- Common name: Prantiya Rakshak Dal
- Abbreviation: PRD

Agency overview
- Formed: December 11, 1948; 77 years ago
- Employees: 45,000 active personnel in Uttar Pradesh
- Annual budget: ₹265 crore (US$28 million) (2023–2024)

Jurisdictional structure
- Operations jurisdiction: India
- Legal jurisdiction: Uttar Pradesh, Uttarakhand
- Governing body: Youth Welfare & Prantiya Rakshak Dal
- Constituting instrument: Prantiya Rakshak Dal Act and Rules;

Operational structure
- Headquarters: Lucknow, India
- Minister responsible: Somendra Tomar, Minister of State (Independent Charge) Government Of Uttar Pradesh;
- Agency executive: Suhas Lalinakere Yathiraj, IAS, Secretary & Director General;
- Parent agency: Youth Welfare & Prantiya Rakshak Dal

= Prantiya Rakshak Dal =

Indian security forces

The Prantiya Rakshak Dal is a security force in Uttar Pradesh, established in 1948 by the Government of Uttar Pradesh. It is regulated under the Prantiya Rakshak Dal Act and Rules. The Department of Youth Welfare & Prantiya Rakshak Dal (PRD) in Uttar Pradesh oversees the security force's operations. The department is currently headed by Chief Minister Yogi Adityanath.

As of the year 2020, the force included 45,000 personnel. Prantiya Rakshak Dal works to maintain security and peace in challenging situations. The IAS officer Suhas Lalinakere Yathiraj has been serving as the current Secretary and Director General of Youth Welfare and Prantiya Rakshak Dal since his appointment in February 2023.

== History ==
Prantiya Rakshak Dal (PRD) was founded in 1948 as an alternate security force to maintain community harmony and peace in rural areas, to make them self-reliant and disciplined, for self-protection, and to prevent crimes.

It was formed under the United Provinces Armed Constabulary Act of 1948, and came into effect on December 11, 1948, as published in the official gazette of the Uttar Pradesh government.

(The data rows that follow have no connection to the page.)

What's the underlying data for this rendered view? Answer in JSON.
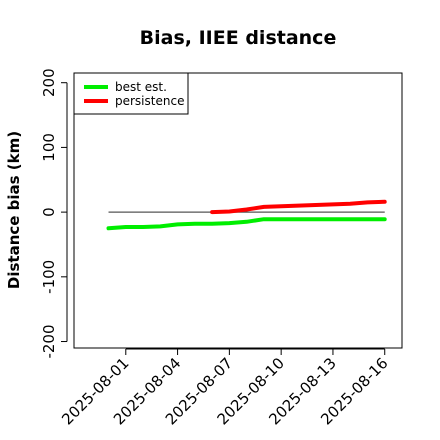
{
  "chart_data": {
    "type": "line",
    "title": "Bias, IIEE distance",
    "ylabel": "Distance bias (km)",
    "xlabel": "",
    "ylim": [
      -210,
      215
    ],
    "yticks": [
      -200,
      -100,
      0,
      100,
      200
    ],
    "yticklabels": [
      "-200",
      "-100",
      "0",
      "100",
      "200"
    ],
    "xlim": [
      "2025-07-29",
      "2025-08-17"
    ],
    "xticks": [
      "2025-08-01",
      "2025-08-04",
      "2025-08-07",
      "2025-08-10",
      "2025-08-13",
      "2025-08-16"
    ],
    "grid": false,
    "legend_position": "top-left",
    "reference_line": {
      "y": 0,
      "x_start": "2025-07-31",
      "x_end": "2025-08-16",
      "color": "#555555"
    },
    "series": [
      {
        "name": "best est.",
        "color": "#00ee00",
        "x": [
          "2025-07-31",
          "2025-08-01",
          "2025-08-02",
          "2025-08-03",
          "2025-08-04",
          "2025-08-05",
          "2025-08-06",
          "2025-08-07",
          "2025-08-08",
          "2025-08-09",
          "2025-08-10",
          "2025-08-11",
          "2025-08-12",
          "2025-08-13",
          "2025-08-14",
          "2025-08-15",
          "2025-08-16"
        ],
        "values": [
          -25,
          -23,
          -23,
          -22,
          -19,
          -18,
          -18,
          -17,
          -15,
          -11,
          -11,
          -11,
          -11,
          -11,
          -11,
          -11,
          -11
        ]
      },
      {
        "name": "persistence",
        "color": "#ff0000",
        "x": [
          "2025-08-06",
          "2025-08-07",
          "2025-08-08",
          "2025-08-09",
          "2025-08-10",
          "2025-08-11",
          "2025-08-12",
          "2025-08-13",
          "2025-08-14",
          "2025-08-15",
          "2025-08-16"
        ],
        "values": [
          0,
          1,
          4,
          8,
          9,
          10,
          11,
          12,
          13,
          15,
          16
        ]
      }
    ]
  }
}
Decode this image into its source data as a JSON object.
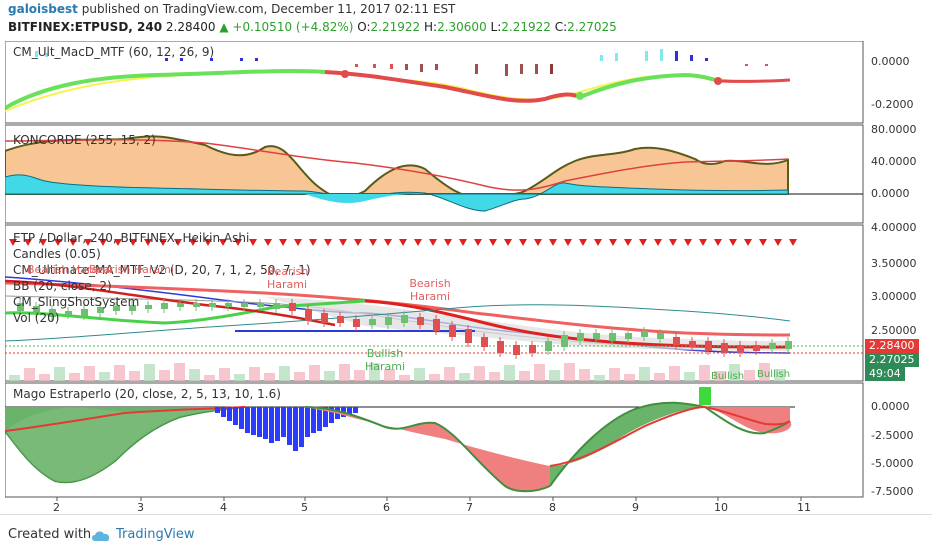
{
  "header": {
    "user": "galoisbest",
    "published": "published on TradingView.com, December 11, 2017 02:11 EST",
    "symbol": "BITFINEX:ETPUSD, 240",
    "last": "2.28400",
    "change": "+0.10510 (+4.82%)",
    "open_label": "O:",
    "open": "2.21922",
    "high_label": "H:",
    "high": "2.30600",
    "low_label": "L:",
    "low": "2.21922",
    "close_label": "C:",
    "close": "2.27025"
  },
  "panes": {
    "macd": {
      "label": "CM_Ult_MacD_MTF (60, 12, 26, 9)",
      "ticks": [
        "0.0000",
        "-0.2000"
      ]
    },
    "konc": {
      "label": "KONCORDE (255, 15, 2)",
      "ticks": [
        "80.0000",
        "40.0000",
        "0.0000"
      ]
    },
    "main": {
      "labels": [
        "ETP / Dollar, 240, BITFINEX, Heikin Ashi",
        "Candles (0.05)",
        "CM_Ultimate_MA_MTF_V2 (D, 20, 7, 1, 2, 50, 7, 1)",
        "BB (20, close, 2)",
        "CM_SlingShotSystem",
        "Vol (20)"
      ],
      "ticks": [
        "4.00000",
        "3.50000",
        "3.00000",
        "2.50000"
      ],
      "price_tags": [
        "2.28400",
        "2.27025",
        "49:04"
      ],
      "annotations": [
        "Bearish Harami",
        "Bearish Harami",
        "Bearish Harami",
        "Bearish Harami",
        "Bullish Harami",
        "Bullish",
        "Bullish"
      ]
    },
    "mago": {
      "label": "Mago Estraperlo (20, close, 2, 5, 13, 10, 1.6)",
      "ticks": [
        "0.0000",
        "-2.5000",
        "-5.0000",
        "-7.5000"
      ]
    }
  },
  "xaxis": [
    "2",
    "3",
    "4",
    "5",
    "6",
    "7",
    "8",
    "9",
    "10",
    "11"
  ],
  "footer": {
    "created": "Created with",
    "brand": "TradingView"
  },
  "colors": {
    "green": "#4caf50",
    "red": "#e53935",
    "blue": "#1e3cff",
    "orange_fill": "#f9c49a",
    "cyan": "#29d3e8"
  }
}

When the PRD was founded in 1948, it was initially placed under the Home Department. In 1952, it was transferred to the Planning Department to facilitate manpower mobilization for various state activities.

== Eligibility and payscale ==
The minimum qualification for the position is a high school education; however, candidates must also meet specified height and weight requirements. Individuals aged between 18 and 45 are eligible to apply. Recruitment is on the basis of daily wages, and individuals receive a daily payment of Rs 500 with no additional allowances. They receive a monthly remuneration of ₹15000. Their dress code and duty hours are both fixed.

In Prantiya Rakshak Dal, youths from rural areas are primarily recruited. However, in December 2022, the government announced the recruitment of youths from urban cities.

The Prantiya Rakshak Dal has been operating in the state of Uttarakhand since 1948. The educational qualification for Regional Youth Welfare and Prantiya Rakshak Dal officers in Uttar Pradesh and Uttarakhand is a bachelor's degree from a recognized university or any other qualification deemed equivalent by the government.

== Responsibilities ==
PRD personnel are deployed in security arrangements at police stations, traffic management, fairs, pilgrimage sites, and other places. They are also deployed to assist the police in various tasks. Along with police stations, PRD Jawan's are also deployed in many government institutions.